No Twitter, o jornalista e escritor Laurentino Gomes, autor de obras como 1808, 1822 e 1889, que abordam a escravidão no Brasil, explicou detalhes da trajetória de Borba Gato.
"O paulista Manuel de Borba Gato era genro de Fernão Dias Paes Leme e fez fama e fortuna na segunda metade do século XVIII percorrendo os sertões brasileiros à caça de indígenas para escravizar. Era também um fugitivo da lei e contrabandista de ouro. Acusado de matar dom Rodrigo de Castelo, fidalgo português administrador-geral das Minas, em 28 de agosto de 1682, Borba Gato tinha se acobertado com seu bando na região dos Rio das Velhas, em Minas Gerais. Nas vizinhanças do refúgio de Borba Gato estava localizada a Serra de Sabarabuçu, atualmente no município de Sabará, a 23 quilômetros de Belo Horizonte, de onde brotariam as primeiras pepitas de ouro por volta de 1694", contou.

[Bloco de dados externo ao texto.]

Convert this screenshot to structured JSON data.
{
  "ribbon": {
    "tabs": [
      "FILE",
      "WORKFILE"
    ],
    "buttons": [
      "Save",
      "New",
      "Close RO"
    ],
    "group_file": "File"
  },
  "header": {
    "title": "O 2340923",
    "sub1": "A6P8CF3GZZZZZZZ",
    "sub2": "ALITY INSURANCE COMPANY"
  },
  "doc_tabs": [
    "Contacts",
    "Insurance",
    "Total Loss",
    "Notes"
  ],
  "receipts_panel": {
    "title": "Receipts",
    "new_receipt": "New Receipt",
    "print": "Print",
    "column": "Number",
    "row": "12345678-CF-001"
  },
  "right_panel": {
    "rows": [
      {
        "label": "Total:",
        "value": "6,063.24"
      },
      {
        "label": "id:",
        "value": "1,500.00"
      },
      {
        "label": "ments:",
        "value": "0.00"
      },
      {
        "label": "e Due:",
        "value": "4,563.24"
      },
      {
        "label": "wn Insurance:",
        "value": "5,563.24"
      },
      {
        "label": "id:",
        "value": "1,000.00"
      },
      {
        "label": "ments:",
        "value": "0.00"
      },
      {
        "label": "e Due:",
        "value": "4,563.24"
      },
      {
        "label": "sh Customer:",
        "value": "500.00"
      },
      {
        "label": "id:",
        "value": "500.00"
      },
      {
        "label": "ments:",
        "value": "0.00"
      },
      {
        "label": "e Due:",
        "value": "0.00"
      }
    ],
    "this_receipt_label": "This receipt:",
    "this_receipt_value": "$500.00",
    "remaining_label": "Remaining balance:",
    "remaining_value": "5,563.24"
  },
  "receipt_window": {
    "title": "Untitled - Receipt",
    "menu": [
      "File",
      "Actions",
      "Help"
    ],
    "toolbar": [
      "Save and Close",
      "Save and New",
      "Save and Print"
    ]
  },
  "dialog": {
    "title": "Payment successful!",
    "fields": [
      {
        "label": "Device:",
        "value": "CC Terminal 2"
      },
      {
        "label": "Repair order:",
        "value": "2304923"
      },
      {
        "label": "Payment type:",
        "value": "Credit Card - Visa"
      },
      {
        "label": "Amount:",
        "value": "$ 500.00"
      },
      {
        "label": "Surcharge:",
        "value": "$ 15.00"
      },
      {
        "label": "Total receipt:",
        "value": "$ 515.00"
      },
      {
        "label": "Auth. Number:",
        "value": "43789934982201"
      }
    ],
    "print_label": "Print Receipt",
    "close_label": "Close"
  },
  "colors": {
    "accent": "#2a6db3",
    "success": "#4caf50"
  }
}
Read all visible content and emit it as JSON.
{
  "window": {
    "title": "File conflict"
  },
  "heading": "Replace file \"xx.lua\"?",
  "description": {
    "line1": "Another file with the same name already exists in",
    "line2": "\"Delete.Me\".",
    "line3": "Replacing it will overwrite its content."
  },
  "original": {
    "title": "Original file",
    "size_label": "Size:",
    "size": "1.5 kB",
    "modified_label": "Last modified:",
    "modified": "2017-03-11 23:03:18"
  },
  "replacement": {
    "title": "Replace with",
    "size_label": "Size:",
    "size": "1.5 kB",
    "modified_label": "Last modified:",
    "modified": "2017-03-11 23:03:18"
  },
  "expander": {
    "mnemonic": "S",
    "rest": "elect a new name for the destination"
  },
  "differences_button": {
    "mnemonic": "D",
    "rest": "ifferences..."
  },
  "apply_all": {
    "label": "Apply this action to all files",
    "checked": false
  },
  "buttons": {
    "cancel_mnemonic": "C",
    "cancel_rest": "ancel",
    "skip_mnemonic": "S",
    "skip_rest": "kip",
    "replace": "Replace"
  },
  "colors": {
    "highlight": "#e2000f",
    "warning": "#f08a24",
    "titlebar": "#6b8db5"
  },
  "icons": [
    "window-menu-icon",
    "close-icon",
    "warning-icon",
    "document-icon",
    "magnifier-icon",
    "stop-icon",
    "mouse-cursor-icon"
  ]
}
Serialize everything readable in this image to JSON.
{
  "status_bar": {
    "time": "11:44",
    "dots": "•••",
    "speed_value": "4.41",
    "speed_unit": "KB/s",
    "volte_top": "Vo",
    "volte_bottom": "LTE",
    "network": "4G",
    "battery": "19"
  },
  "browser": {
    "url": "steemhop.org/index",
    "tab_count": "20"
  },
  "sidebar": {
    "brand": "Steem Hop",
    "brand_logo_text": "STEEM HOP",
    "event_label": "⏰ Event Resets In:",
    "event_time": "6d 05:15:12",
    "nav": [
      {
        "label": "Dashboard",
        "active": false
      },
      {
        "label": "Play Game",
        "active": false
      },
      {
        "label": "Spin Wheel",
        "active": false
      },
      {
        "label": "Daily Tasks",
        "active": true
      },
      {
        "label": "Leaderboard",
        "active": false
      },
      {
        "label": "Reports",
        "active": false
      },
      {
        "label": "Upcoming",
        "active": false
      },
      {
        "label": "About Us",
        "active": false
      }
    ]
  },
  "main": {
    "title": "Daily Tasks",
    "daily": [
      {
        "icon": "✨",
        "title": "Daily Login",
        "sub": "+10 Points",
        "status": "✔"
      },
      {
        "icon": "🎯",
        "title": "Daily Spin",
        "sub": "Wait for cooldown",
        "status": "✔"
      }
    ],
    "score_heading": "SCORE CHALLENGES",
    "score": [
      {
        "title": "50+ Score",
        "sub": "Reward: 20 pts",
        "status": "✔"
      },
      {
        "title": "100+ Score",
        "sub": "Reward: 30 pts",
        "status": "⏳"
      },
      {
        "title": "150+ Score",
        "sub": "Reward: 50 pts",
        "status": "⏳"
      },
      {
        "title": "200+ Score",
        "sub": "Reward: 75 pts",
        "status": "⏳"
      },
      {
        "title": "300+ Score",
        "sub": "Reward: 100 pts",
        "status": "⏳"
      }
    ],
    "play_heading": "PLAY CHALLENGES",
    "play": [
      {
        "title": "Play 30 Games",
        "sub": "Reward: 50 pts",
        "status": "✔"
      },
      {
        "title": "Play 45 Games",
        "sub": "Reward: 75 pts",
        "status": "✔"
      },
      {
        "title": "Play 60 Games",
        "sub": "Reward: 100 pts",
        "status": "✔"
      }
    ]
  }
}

Por conta deste histórico, desde 2020, um movimento nascido nas redes sociais inspira ativistas a lutar pela derrubada do monumento. Além disso, existem projetos de lei que pedem a remoção de estátuas que homenageiam escravocratas. O assunto, porém, ainda é discussão na Câmara dos Vereadores de São Paulo, na Assembleia Legislativa do Estado e na Câmara dos Deputados, em Brasília.

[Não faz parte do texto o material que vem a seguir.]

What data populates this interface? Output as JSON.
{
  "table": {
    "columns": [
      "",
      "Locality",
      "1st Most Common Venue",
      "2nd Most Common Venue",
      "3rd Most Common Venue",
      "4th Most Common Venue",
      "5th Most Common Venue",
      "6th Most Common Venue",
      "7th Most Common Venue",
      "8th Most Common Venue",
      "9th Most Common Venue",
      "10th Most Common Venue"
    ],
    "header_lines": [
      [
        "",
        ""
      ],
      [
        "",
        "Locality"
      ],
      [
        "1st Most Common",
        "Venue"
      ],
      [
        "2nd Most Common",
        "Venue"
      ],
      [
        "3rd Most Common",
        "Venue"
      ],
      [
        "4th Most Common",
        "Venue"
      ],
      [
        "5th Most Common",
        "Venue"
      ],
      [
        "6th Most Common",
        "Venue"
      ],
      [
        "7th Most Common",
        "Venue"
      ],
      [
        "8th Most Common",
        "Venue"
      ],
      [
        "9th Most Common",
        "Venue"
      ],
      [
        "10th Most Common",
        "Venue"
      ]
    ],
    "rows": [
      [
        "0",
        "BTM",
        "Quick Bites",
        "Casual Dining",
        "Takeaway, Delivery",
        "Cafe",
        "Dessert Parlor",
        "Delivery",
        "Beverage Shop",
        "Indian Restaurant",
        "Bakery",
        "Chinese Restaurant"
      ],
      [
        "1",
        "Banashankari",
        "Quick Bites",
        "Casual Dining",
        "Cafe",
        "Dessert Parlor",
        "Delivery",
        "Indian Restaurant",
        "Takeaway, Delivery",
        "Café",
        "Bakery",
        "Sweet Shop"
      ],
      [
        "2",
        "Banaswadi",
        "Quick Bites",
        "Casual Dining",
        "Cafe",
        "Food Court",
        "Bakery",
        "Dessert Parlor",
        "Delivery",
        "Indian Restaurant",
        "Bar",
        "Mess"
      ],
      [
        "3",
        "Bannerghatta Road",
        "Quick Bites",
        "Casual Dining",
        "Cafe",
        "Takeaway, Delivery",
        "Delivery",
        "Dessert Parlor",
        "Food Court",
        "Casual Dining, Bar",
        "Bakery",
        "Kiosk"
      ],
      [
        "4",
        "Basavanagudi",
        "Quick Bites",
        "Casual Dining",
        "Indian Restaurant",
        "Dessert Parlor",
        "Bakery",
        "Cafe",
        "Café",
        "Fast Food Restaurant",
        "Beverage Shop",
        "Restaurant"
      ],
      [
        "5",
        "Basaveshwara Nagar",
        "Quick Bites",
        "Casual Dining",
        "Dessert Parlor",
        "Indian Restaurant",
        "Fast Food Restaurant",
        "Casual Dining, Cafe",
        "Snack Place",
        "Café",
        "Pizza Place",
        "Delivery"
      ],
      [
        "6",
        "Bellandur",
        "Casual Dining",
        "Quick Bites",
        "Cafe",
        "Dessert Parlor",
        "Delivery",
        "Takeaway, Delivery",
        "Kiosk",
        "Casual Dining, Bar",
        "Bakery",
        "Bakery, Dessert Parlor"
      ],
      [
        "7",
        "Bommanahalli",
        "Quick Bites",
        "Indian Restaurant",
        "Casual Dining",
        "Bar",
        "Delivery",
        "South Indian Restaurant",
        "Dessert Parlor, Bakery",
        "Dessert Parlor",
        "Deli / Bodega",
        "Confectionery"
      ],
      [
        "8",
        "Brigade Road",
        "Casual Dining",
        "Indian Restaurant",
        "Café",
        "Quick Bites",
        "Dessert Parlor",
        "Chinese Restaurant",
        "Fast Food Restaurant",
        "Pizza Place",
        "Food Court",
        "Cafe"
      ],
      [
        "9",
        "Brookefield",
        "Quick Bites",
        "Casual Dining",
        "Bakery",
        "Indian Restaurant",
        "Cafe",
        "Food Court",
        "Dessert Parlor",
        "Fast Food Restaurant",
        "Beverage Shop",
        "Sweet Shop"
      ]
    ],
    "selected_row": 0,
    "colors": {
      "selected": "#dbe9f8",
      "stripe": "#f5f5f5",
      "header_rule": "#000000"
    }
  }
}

O assunto movimenta as redes sociais. Veja:
 

Monumentos

Localizado na praça Armando Salles de Oliveira, parte do complexo do Parque Ibirapuera, na zona sul da cidade, o Monumento às Bandeiras é uma obra esculpida em granito por Victor Brecheret (1894-1955). A escultura foi inaugurada em 1954 em comemoração aos 400 anos de São Paulo. Nela, se pode ver um bandeirante, montado em um cavalo, à frente de um grupo formado por indígenas, mamelucos e portugueses que puxam uma embarcação.
Já a estátua que representa o bandeirante Manuel de Borba Gato está situada entre as Avenidas Santo Amaro e Adolfo Pinheiro, também na zona sul da capital. A peça de cerca de 13 metros de altura, contando o pedestal, esculpida em argamassa e trilhos, foi criada por Júlio Guerra (1912-2001) e concluída em 1963.
As homenagens aos bandeirantes, contudo, não param apenas nessas esculturas: a sede do governo do Estado é conhecida como Palácio dos Bandeirantes. As principais rodovias de São Paulo também têm nomes que remetem aos sertanistas - como Anhanguera, Fernão Dias e a dos Bandeirantes.